To promote an asset for personal gain, often with undisclosed motives and a heavy bag. It’s the opposite of FUD, designed to pump prices, not dump them. Shilling is a core part of crypto culture, mixing marketing with manipulation.
You see it everywhere. A user goes long on France winning the World Cup at /world-cup/teams/france, then spams social media about their 'guaranteed' win. They aren't sharing alpha; they're a bagholder trying to create FOMO and maybe shift a thin line.
On the Agent Arena, a top-ranked user might shill their bot's +342% ROI from the /agents/leaderboard. The goal is to build a following, hoping others copy their strategy and validate their calls. This can create social momentum around specific markets or agents, but it's driven by self-interest, not objective analysis. Always check the source.

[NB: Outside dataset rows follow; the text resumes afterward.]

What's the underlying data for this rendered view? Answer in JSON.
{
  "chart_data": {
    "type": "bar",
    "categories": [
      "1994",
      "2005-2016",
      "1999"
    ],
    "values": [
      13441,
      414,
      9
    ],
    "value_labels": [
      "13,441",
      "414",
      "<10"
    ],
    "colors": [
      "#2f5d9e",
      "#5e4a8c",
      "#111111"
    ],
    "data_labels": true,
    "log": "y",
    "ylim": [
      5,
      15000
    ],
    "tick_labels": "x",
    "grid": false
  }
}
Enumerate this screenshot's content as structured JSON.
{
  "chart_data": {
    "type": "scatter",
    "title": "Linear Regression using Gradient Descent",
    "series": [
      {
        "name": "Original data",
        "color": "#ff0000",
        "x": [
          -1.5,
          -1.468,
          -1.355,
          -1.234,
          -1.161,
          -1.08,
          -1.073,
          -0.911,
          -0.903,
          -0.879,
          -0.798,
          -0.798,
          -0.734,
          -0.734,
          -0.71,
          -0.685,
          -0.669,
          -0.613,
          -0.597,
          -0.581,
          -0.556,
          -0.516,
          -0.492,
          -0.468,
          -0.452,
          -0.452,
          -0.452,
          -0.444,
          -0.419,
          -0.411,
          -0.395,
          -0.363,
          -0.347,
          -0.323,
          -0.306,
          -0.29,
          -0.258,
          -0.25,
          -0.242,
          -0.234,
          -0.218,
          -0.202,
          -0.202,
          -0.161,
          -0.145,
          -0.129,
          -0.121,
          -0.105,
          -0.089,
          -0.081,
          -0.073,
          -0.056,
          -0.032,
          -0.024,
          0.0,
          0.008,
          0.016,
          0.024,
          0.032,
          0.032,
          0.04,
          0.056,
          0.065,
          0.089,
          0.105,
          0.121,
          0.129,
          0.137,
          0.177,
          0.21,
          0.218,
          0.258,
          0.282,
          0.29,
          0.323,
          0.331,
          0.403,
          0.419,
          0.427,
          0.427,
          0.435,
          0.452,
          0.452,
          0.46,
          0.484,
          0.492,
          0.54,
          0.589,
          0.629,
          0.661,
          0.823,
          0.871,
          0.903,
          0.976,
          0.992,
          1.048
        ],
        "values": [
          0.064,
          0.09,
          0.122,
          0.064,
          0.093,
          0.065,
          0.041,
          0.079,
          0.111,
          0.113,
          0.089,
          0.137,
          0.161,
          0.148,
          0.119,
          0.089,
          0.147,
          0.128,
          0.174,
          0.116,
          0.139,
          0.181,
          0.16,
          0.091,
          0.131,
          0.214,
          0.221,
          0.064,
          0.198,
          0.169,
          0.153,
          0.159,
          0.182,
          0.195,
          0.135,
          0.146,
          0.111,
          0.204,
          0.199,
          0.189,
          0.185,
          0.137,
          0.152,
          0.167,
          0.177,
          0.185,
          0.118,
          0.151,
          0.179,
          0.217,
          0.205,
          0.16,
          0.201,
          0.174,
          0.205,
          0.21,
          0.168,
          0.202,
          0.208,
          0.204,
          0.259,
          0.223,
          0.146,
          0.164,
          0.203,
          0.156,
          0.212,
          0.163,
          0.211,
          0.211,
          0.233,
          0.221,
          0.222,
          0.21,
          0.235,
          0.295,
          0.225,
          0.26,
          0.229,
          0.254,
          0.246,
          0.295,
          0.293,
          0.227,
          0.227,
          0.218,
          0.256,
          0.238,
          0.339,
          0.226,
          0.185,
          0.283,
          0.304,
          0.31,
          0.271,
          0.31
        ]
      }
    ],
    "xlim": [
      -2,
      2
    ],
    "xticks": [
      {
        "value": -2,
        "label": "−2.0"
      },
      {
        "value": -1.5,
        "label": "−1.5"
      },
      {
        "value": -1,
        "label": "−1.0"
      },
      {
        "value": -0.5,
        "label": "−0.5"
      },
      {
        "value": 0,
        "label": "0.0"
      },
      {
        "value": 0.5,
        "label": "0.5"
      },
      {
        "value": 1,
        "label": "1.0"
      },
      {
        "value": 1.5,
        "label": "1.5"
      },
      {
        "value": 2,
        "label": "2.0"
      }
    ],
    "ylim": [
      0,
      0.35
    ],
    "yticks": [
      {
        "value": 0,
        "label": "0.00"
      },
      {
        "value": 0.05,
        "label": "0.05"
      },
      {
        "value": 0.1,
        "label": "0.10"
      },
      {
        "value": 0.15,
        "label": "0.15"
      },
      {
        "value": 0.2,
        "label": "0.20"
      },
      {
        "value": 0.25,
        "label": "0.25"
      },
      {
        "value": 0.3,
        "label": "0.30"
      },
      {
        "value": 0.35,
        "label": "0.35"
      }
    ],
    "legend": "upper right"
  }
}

Spotting a shill is an art. Look for pure hype with zero data or risk assessment. They promise diamond hands but offer paper-thin analysis. A real trader shares their thesis, risks included, and might even highlight where they could be wrong. A shill just screams about the upside and tells you you're ngmi if you don't listen.
Rule of thumb: if someone benefits directly from you taking the same position, question their motives. They want you to ape in, not ask questions. The best defense is your own research. Don't let them make you their exit liquidity.